MCP Server

The reqstool MCP server exposes requirements, SVCs, MVRs, and traceability status as Model Context Protocol tools. AI agents such as Claude or GitHub Copilot can call these tools directly to query and reason over a requirements dataset.

See also: reqstool-ai — a marketplace of AI agents, prompts, and plugins built on reqstool and reqstool+OpenSpec integrations.

Starting the Server

Installation

The MCP server is included in the reqstool package:

pip install reqstool

Local project

reqstool mcp local -p /path/to/reqstool

The server starts and blocks, serving MCP requests over stdio. The project at the given path is loaded once at startup.

Other sources

All location types supported by the CLI are accepted:

reqstool mcp git --url https://github.com/example/repo --path docs/reqstool
reqstool mcp pypi --package my-lib --version 1.2.3
reqstool mcp maven --group com.example --artifact my-lib --version 1.2.3

Auto-detect (no source)

When called with no source argument, the server searches for a .reqstool-ai.yaml config file in the current working directory or any parent:

reqstool mcp

Tools

Listing Tools

list_requirements

Returns a lightweight list of all requirements.

Parameters:

  • urn (string, optional) — scope to a single project node

  • lifecycle_state (string, optional) — filter by state: draft, effective, deprecated, obsolete

Returns: array of { id, title, lifecycle_state }

list_svcs

Returns a lightweight list of all software verification cases.

Parameters:

  • urn (string, optional)

  • lifecycle_state (string, optional)draft, effective, deprecated, obsolete

Returns: array of { id, title, lifecycle_state, verification }

where verification is one of automated-test, manual-test, review.

list_mvrs

Returns a lightweight list of all manual verification results.

Parameters:

  • urn (string, optional)

  • passed (boolean, optional)true for passing, false for failing

Returns: array of { id, passed }

list_annotations

Returns all @Requirements implementation annotations found in source code.

Parameters:

  • urn (string, optional)

Returns: array of { req_id, req_urn, element_kind, fqn }

list_urns

Returns all URNs in the project graph with metadata and file paths.

Parameters: none

Returns: array of { urn, variant, title, url, location: {type, uri}, file_paths }

Detail Tools

get_requirement

Full details for a single requirement.

Parameters:

  • id (string, required) — bare requirement ID, e.g.

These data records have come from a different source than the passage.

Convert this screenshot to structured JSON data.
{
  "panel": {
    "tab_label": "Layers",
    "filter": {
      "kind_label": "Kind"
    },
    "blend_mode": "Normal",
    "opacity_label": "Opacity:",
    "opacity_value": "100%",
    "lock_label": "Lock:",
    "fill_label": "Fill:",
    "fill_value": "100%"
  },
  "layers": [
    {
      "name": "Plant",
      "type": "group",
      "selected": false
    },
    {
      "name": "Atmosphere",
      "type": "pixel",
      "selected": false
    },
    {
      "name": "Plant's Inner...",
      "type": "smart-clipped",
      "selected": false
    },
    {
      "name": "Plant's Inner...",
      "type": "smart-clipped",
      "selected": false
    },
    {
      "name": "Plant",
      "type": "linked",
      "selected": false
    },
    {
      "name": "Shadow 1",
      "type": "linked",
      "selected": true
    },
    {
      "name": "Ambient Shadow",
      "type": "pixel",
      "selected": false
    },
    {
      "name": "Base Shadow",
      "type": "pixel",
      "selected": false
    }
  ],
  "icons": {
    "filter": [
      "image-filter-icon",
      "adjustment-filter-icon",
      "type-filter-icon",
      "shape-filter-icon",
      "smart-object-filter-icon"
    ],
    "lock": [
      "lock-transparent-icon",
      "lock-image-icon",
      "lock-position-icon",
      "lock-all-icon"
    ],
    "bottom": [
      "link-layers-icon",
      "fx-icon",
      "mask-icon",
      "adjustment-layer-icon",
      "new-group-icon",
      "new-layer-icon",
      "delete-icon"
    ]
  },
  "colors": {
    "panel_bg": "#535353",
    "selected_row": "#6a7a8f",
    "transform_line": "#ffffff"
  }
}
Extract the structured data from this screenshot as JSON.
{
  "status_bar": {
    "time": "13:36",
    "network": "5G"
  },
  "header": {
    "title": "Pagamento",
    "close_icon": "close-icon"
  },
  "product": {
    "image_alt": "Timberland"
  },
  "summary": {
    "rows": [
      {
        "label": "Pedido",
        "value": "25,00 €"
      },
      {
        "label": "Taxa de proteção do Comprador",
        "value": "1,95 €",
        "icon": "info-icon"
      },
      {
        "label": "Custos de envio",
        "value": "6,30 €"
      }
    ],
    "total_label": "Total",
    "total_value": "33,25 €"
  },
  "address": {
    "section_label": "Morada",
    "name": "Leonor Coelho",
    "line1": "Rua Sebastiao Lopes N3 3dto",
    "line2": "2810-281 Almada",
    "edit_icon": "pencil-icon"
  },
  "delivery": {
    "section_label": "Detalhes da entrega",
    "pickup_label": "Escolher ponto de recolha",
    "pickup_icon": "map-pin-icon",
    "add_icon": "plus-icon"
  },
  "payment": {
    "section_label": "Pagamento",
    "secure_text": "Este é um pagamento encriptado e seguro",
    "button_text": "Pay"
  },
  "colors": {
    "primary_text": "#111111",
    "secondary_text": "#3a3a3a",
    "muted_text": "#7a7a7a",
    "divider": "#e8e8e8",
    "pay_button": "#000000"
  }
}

REQ_010

Returns: { type, id, urn, title, significance, description, rationale, revision, lifecycle, categories, implementation, references, implementations, svcs, location, source_paths }

get_svc

Full details for a single SVC.

Parameters:

  • id (string, required)

Returns: { type, id, urn, title, description, verification, instructions, revision, lifecycle, requirement_ids, test_annotations, test_results, test_summary, mvrs, location, source_paths }

get_mvr

Full details for a single MVR.

Parameters:

  • id (string, required)

Returns: { type, id, urn, passed, comment, svc_ids, location, source_paths }

get_urn_details

Full details for a URN: metadata, file paths, and entity counts.

Parameters:

  • urn (string, required)

Returns: { urn, variant, title, url, location, file_paths, counts: { requirements, svcs, mvrs, impl_annotations, test_annotations } }

Status Tools

get_status

Overall traceability status across all requirements — completion counts, test totals.

Parameters: none

Returns: status summary dict

get_requirement_status

Quick status for a single requirement.

Parameters:

  • id (string, required)

Returns: { id, lifecycle_state, implementation, test_summary: {passed, failed, skipped, missing}, meets_requirements }

get_requirements_status

Batch status for all requirements. Returns the same fields as get_requirement_status for every requirement in the dataset. Use this to find incomplete, partially tested, or unimplemented requirements without N+1 individual calls.

Parameters:

  • urn (string, optional) — scope to a single project node

Returns: array of { id, urn, lifecycle_state, implementation, test_summary, meets_requirements }

Example: Finding Incomplete Requirements

The following client-side filter finds requirements that have started but are not yet done — they have an implementation and at least one passing test, but meets_requirements is still false (e.g. due to missing or failing tests for other SVCs):

statuses = get_requirements_status()

in_progress = [
    r for r in statuses
    if not r["meets_requirements"]
    and r["implementation"] != "not_implemented"
    and r["test_summary"]["passed"] > 0
]

reqstool-ai

reqstool-ai provides a marketplace of AI agents, prompts, and plugins built on the reqstool MCP server. This includes integrations with OpenSpec for requirement-driven API design and code generation workflows.